Of course, this isn’t the first time that the Supreme Court has dealt with contribution limits. In the seminal 1976 case of Buckley v. Valeo, the Court held that while contribution limits implicate fundamental First Amendment rights, such limits are justified if they’re closely tied to an important governmental interest, such as preventing quid pro quo corruption or the appearance thereof.

But the Court also decided that restrictions on campaign spending put a heavier burden on political expression, one which the government couldn’t justify. One of the plaintiffs’ arguments here is that the biennial contribution limits are simultaneously a limit on expenditures—a position which Cato elaborated in a new amicus brief.

We argue that Buckley’s distinction between contributions and expenditures, with limits on the former but not the latter being constitutional, is problematic. Not only does it allow infringements on the freedom of speech, but it has led to an unbalanced and unworkable campaign finance system.

Various justices over the years, some even in Buckley itself, have questioned the Court’s logic on this point. Justice Thomas in particular has assailed the distinction, pointing out that both contributions and expenditures implicate First Amendment values because they both support political debate. Moreover, candidates must spend an inordinate amount of time fundraising instead of legislating because they face an unlimited demand for campaign funds but a tapered supply. At the same time, money has been pushed away from politically accountable parties and candidates and towards unelected advocacy groups, leading to a warping of and decrease in political competition.

The special three-judge district court that first heard this case was legally bound to the framework the Supreme Court laid out in Buckley and restated that contribution limits are constitutional as such, dismissing the lawsuit. Still, Judge Janice Rogers Brown wrote that “the constitutional line between political speech and political contributions grows increasingly difficult to discern.”

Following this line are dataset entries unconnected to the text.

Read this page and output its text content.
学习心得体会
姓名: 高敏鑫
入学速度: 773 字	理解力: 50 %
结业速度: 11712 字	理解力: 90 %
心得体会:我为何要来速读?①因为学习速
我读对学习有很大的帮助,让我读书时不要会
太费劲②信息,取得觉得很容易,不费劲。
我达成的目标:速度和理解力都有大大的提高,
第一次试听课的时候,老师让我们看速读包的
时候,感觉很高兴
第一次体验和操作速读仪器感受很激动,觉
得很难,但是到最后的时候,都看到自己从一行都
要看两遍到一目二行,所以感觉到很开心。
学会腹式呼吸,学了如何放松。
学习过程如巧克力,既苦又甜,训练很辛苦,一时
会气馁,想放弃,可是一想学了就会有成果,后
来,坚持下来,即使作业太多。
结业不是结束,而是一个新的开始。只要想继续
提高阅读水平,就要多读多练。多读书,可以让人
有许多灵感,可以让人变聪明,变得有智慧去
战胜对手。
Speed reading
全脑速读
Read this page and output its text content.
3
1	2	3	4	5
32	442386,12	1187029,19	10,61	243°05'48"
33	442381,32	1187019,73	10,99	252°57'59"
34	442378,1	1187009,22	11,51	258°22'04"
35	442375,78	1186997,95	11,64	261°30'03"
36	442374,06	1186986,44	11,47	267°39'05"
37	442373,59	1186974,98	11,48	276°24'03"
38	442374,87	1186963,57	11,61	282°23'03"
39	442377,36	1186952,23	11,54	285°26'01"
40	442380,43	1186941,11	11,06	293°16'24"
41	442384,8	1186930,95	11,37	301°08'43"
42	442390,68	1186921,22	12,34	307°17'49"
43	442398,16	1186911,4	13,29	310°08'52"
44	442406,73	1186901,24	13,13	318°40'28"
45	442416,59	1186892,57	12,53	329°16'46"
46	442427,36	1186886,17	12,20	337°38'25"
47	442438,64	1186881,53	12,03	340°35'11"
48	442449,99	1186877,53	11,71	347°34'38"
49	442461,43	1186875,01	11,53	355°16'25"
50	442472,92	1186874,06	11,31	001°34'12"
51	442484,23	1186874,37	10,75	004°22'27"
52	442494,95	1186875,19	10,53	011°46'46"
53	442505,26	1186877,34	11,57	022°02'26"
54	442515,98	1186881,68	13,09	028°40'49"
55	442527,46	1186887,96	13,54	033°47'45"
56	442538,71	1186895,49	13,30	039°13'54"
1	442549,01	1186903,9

In a truly free society, people should be able to give whatever they want to whomever they choose, including candidates for public office. We urge the Supreme Court to strike down the biennial contribution limits and give those who contribute money to candidates and parties as much freedom as those who spend money independently to promote campaigns and causes.

The Supreme Court will hear argument in McCutcheon v. FEC this fall.